This tutorial describes the process of visualizing and replaying the results of Flow experiments run using RL. The process of visualizing results breaks down into two main components:
reward plotting
policy replay
Furthermore, visualization is different depending on whether your experiments were run using rllab or RLlib. Accordingly, this tutorial is divided in two parts (one for rllab and one for RLlib). Note that this tutorial only talks about visualization using sumo, and not other simulators like Aimsun.
An essential step in evaluating the effectiveness and training progress of RL agents is visualization of reward. rllab includes a tool to plot the average cumulative reward per rollout against iteration number to show training progress. This "reward plot" can be generated for just one experiment or many. The tool to be called is rllab's frontend.py, which is inside the directory rllab/viskit/ (assuming a user is already inside the directory rllab-multiagent).
frontend.py requires only one command-line input: the path to the result directory that a user wants to visualize. The directory should contain a progress.csv and params.json file—pickle files containing per-iteration results are not necessary. An example call to frontend.py is below. Click on the link to http://localhost:5000 to view reward over time.
In [ ]:
! python ../../../rllab/viskit/frontend.py /path/to/result/directory
Flow includes a tool for visualizing a trained policy in its environment using SUMO's GUI. This enables more granular analysis of policies beyond their accrued reward, which in turn allows users to tweak actions, observations, and rewards in order to produce desired behavior. The visualizer also generates plots of observations and a plot of reward over the course of the rollout. The tool to be called is visualizer_rllab.py within flow/visualize (assuming a user is already inside the parent directory flow).
visualizer_rllab.py requires one command-line input and has three additional optional arguments. The required input is the path to the pickle file to be visualized (this is usually within an rllab result directory). The optional inputs are:
--num_rollouts, the number of rollouts to be visualized. The default value is 100. This argument takes integer input.--plotname, the name of the plot generated by the visualizer. The default value is traffic_plot. This argument takes string input.--gen_emission, Specifies whether to generate an emission file from the simulation. This argument is a flag and takes no input.An example call to visualizer_rllab.py is below.
In [ ]:
! python ../../flow/visualize/visualizer_rllab.py /path/to/result.pkl --num_rollouts 1 --plotname plot_test --gen_emsision
Similarly to how rllab handles reward plotting, RLlib supports reward visualization over the period of training using tensorboard. tensorboard takes one command-line input, --logdir, which is an rllib result directory (usually located within an experiment directory inside your ray_results directory). An example function call is below.
In [ ]:
! tensorboard --logdir /ray_results/experiment_dir/result/directory
If you do not wish to use tensorboard, you can also use the flow/visualize/plot_ray_results.py file. It takes as arguments the path to the progress.csv file located inside your experiment results directory, and the name(s) of the column(s) to plot. If you do not know what the name of the columns are, simply do not put any and a list of all available columns will be displayed to you.
Example usage:
In [ ]:
! plot_ray_results.py /ray_results/experiment_dir/progress.csv training/return-average training/return-min
The tool to replay a policy trained using RLlib is located in flow/visualize/visualizer_rllib.py. It takes as argument, first the path to the experiment results, and second the number of the checkpoint you wish to visualize.

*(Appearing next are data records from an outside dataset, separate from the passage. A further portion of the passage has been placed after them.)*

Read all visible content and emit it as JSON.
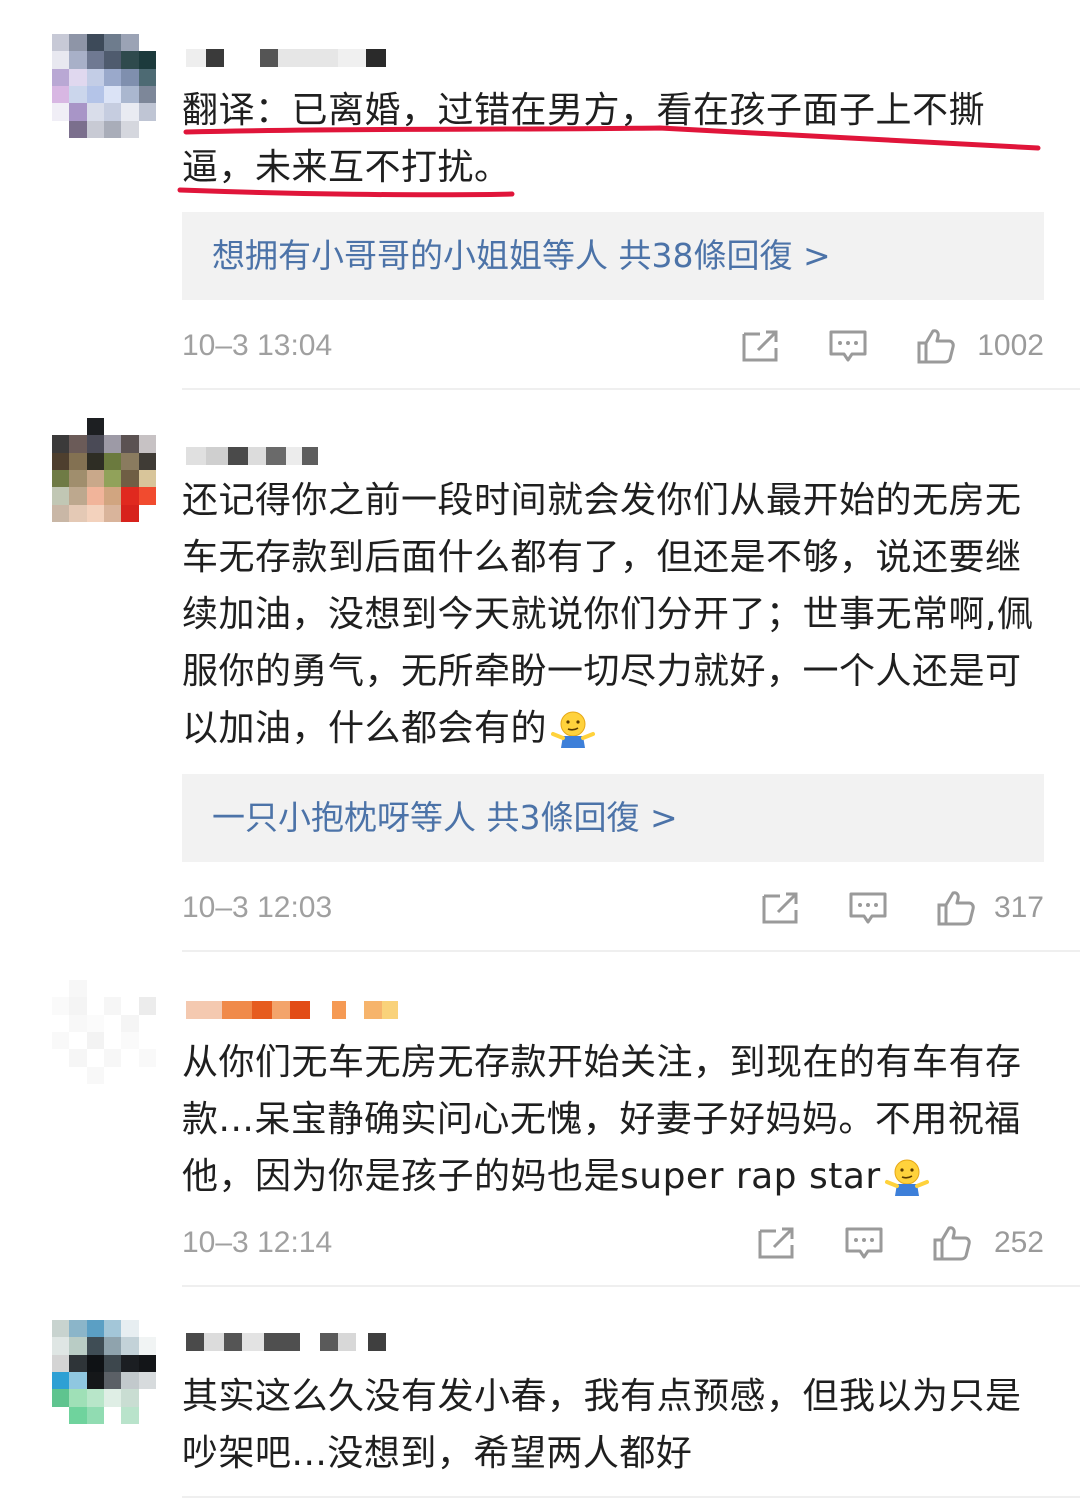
{
  "comments": [
    {
      "text": "翻译：已离婚，过错在男方，看在孩子面子上不撕逼，未来互不打扰。",
      "replies": {
        "names": "想拥有小哥哥的小姐姐",
        "others": "等人",
        "count": "共38條回復 >"
      },
      "time": "10–3 13:04",
      "likes": "1002"
    },
    {
      "text": "还记得你之前一段时间就会发你们从最开始的无房无车无存款到后面什么都有了，但还是不够，说还要继续加油，没想到今天就说你们分开了；世事无常啊,佩服你的勇气，无所牵盼一切尽力就好，一个人还是可以加油，什么都会有的",
      "replies": {
        "names": "一只小抱枕呀",
        "others": "等人",
        "count": "共3條回復 >"
      },
      "time": "10–3 12:03",
      "likes": "317"
    },
    {
      "text": "从你们无车无房无存款开始关注，到现在的有车有存款...呆宝静确实问心无愧，好妻子好妈妈。不用祝福他，因为你是孩子的妈也是super rap star",
      "time": "10–3 12:14",
      "likes": "252"
    },
    {
      "text": "其实这么久没有发小春，我有点预感，但我以为只是吵架吧...没想到，希望两人都好"
    }
  ],
  "icons": {
    "share": "share-icon",
    "comment": "comment-icon",
    "like": "thumbs-up-icon",
    "emoji": "shrug-emoji-icon"
  },
  "colors": {
    "reply_link": "#4c73a8",
    "meta_text": "#a0a0a0",
    "reply_bg": "#f2f2f2",
    "underline": "#e0153a"
  }
}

There are other optional parameters which you can learn about by running visualizer_rllib.py --help.
In [ ]:
! python ../../flow/visualize/visualizer_rllib.py /ray_results/experiment_dir/result/directory 1
Any Flow experiment can output its results to a CSV file containing the contents of SUMO's built-in emission.xml files, specifying speed, position, time, fuel consumption, and many other metrics for all vehicles in a network over time.
This section describes how to generate those emission.csv files when replaying and analyzing a trained policy.
In [ ]:
# Calling the visualizer with the flag --emission_to_csv replays the policy and creates an emission file
! python ../../flow/visualize/visualizer_rllab.py path/to/result.pkl --gen_emission
The generated emission.csv is placed in the directory test_time_rollout/ inside the directory from which you've just run the visualizer. That emission file can be opened in Excel, loaded in Python and plotted, and more.
In [ ]:
# --emission_to_csv does the same as above
! python ../../flow/visualize/visualizer_rllib.py results/sample_checkpoint 1 --gen_emission
As in the rllab case, the emission.csv file can be found in test_time_rollout/ and used from there.
SUMO-only experiments can generate emission CSV files as well, based on an argument to the experiment.run method. run takes in arguments (num_runs, num_steps, rl_actions=None, convert_to_csv=False). To generate an emission.csv file, pass in convert_to_csv=True in the Python file running your SUMO experiment.